Velocity Reviews - Computer Hardware Reviews

Velocity Reviews > Newsgroups > Programming > Perl > Perl Misc > Why won't this split file script work?

Reply
Thread Tools

Why won't this split file script work?

 
 
Max
Guest
Posts: n/a
 
      06-17-2004
I can't seem to figure out what I'm doing wrong, or maybe I'm just rushing
as I need to split a 15000 line file into chunks.

This script is supposed to work by giving the line number you want to start
at and the line number you want to stop at. It should copy all lines in
between the start and stop number to a file called $file-split. But it
doesn't seem to work. If someone has a few minutes, can you tell me what
I'm doing wrong.

Thanks in advance.

#!/usr/bin/perl

$file = $ARGV[0];
$start = $ARGV[1];
$stop = $ARGV[2];

print "$start\n";
print "$stop\n";

$cnt = 0;

open (IN, "$file");
open (OUT, "> $file-split");

while (<IN>) {

chomp;
$cnt++;
next if ($cnt lt $start);
last if ($cnt gt $stop);
print OUT "$_\n";
}

close (IN);
close (OUT);


 
Reply With Quote
 
 
 
 
Jeff 'japhy' Pinyan
Guest
Posts: n/a
 
      06-17-2004
[posted & mailed]

On Thu, 17 Jun 2004, Max wrote:

>This script is supposed to work by giving the line number you want to start
>at and the line number you want to stop at. It should copy all lines in
>between the start and stop number to a file called $file-split. But it
>doesn't seem to work. If someone has a few minutes, can you tell me what


>$cnt = 0;
>
>open (IN, "$file");
>open (OUT, "> $file-split");
>
>while (<IN>) {
>
> chomp;
> $cnt++;


You can just use the $. variable instead of $cnt.

> next if ($cnt lt $start);
> last if ($cnt gt $stop);


You're using string-wise operators. You want numerical comparisons:

next if $. < $start;
last if $. > $stop;

> print OUT "$_\n";


Why did you chomp() $_ if you're just going to print it with a newline at
the end again?

>}
>
>close (IN);
>close (OUT);


I'd write this as:

while (<IN>) {
print OUT if ($. == $start) .. ($. == $stop);
last if $. == $stop;
}

That's using the .. operator (perldoc perlop).

--
Jeff Pinyan RPI Acacia Brother #734 RPI Acacia Corp Secretary
"And I vos head of Gestapo for ten | Michael Palin (as Heinrich Bimmler)
years. Ah! Five years! Nein! No! | in: The North Minehead Bye-Election
Oh. Was NOT head of Gestapo AT ALL!" | (Monty Python's Flying Circus)

 
Reply With Quote
 
 
 
 
John W. Krahn
Guest
Posts: n/a
 
      06-17-2004
Max wrote:
>
> I can't seem to figure out what I'm doing wrong, or maybe I'm just rushing
> as I need to split a 15000 line file into chunks.
>
> This script is supposed to work by giving the line number you want to start
> at and the line number you want to stop at. It should copy all lines in
> between the start and stop number to a file called $file-split. But it
> doesn't seem to work. If someone has a few minutes, can you tell me what
> I'm doing wrong.
>
> Thanks in advance.
>
> #!/usr/bin/perl


You should enable warnings and strictures to let perl help you find
mistakes.

use warnings;
use strict;


> $file = $ARGV[0];
> $start = $ARGV[1];
> $stop = $ARGV[2];
>
> print "$start\n";
> print "$stop\n";
>
> $cnt = 0;
>
> open (IN, "$file");
> open (OUT, "> $file-split");


You should *ALWAYS* verify that the files were opened correctly.
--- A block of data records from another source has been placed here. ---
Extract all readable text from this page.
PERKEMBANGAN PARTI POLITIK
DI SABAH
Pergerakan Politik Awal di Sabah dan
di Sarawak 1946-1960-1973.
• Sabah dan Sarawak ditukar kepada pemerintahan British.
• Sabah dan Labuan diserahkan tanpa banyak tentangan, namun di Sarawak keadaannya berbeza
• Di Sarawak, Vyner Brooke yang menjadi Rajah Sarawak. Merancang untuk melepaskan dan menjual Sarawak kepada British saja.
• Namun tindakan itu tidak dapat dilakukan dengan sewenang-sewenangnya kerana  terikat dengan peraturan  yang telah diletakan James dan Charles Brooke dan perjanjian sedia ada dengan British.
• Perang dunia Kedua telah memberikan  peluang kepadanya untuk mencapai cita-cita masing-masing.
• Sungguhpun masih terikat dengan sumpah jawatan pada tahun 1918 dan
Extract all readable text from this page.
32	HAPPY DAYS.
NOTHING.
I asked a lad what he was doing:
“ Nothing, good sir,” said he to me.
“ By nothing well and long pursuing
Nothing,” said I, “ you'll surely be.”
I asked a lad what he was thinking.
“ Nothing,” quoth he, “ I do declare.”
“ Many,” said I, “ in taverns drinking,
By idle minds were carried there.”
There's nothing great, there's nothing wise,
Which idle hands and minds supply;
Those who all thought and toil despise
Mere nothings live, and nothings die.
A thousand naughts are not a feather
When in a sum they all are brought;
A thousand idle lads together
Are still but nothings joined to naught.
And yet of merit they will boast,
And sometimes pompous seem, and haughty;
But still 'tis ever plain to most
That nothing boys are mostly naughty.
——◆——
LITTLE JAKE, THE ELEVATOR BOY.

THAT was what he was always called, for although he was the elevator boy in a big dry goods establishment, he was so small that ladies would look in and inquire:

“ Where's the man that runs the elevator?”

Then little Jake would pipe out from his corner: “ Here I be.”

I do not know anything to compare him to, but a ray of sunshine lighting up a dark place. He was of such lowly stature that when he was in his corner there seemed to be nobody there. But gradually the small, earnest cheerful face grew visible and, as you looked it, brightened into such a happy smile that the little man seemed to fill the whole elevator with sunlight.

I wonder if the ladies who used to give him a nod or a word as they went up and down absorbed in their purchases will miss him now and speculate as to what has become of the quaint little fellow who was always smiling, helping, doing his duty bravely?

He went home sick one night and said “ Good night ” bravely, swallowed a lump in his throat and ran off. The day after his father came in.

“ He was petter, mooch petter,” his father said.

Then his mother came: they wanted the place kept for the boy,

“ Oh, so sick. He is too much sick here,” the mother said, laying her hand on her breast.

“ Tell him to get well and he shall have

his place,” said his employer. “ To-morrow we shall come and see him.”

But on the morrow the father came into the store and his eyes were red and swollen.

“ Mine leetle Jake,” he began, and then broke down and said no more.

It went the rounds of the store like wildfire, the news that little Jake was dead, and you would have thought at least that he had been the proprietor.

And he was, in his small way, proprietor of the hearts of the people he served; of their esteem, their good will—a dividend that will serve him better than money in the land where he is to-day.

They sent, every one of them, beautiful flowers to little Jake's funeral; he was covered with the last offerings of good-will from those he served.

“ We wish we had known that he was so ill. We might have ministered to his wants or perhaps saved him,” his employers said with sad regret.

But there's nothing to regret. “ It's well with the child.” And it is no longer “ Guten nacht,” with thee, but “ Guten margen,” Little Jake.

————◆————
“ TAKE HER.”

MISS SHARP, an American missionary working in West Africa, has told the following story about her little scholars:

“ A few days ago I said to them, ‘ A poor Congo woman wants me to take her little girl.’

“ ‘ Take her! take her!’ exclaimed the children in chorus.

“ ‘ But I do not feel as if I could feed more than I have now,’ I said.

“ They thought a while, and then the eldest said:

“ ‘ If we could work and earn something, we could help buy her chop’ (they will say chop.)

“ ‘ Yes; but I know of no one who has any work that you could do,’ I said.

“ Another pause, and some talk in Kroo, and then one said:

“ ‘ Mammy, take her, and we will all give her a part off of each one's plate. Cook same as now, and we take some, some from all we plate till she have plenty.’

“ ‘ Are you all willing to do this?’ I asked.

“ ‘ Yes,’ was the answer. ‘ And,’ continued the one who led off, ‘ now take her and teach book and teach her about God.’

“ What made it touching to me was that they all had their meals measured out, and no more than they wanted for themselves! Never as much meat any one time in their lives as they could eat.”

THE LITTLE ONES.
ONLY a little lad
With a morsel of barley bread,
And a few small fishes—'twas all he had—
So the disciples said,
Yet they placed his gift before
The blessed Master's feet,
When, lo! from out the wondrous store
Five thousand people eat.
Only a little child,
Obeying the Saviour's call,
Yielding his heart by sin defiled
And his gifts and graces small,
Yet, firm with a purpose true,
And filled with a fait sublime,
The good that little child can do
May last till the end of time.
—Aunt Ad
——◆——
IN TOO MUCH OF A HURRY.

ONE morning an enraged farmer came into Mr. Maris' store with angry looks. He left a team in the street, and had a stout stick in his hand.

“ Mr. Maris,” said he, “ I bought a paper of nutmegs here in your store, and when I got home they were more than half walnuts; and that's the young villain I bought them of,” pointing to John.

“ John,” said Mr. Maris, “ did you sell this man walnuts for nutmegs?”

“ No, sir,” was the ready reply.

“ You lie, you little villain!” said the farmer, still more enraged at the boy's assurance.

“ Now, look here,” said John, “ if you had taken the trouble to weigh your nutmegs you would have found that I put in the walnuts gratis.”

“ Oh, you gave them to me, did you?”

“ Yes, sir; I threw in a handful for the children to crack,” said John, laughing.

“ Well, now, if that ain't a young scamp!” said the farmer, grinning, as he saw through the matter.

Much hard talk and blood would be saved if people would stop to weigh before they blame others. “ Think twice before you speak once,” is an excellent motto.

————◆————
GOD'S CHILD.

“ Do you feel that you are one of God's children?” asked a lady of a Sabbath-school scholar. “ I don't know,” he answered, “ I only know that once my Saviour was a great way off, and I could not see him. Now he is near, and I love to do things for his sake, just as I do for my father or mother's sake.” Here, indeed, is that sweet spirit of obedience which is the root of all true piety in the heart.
open IN, $file or die "Cannot open $file: $!";
open OUT, "> $file-split" or die "Cannot open $file-split: $!";


> while (<IN>) {
>
> chomp;
> $cnt++;
> next if ($cnt lt $start);
> last if ($cnt gt $stop);


You are using string comparison operators which are not doing what you
seem to expect them to do.

$ perl -le'
for ( qw[ 1 2 3 4 10 11 12 13 14 20 21 22 23 24 100 200 300 ] ) {
print if $_ lt "12"
}
'
1
10
11
100

Note that '100' is less than '12'. You should be using numerical
comparison operators instead. Also you don't need the $cnt variable as
perl provides the $. variable which does the same thing.

next if $. < $start;
last if $. > $stop;


> print OUT "$_\n";
> }
>
> close (IN);
> close (OUT);



John
--
use Perl;
program
fulfillment
 
Reply With Quote
 
Thomas Church
Guest
Posts: n/a
 
      06-17-2004
"Max" <> wrote in message
news:<mJlAc.2227$ m>...
> If someone has a few minutes, can you tell me what I'm doing wrong.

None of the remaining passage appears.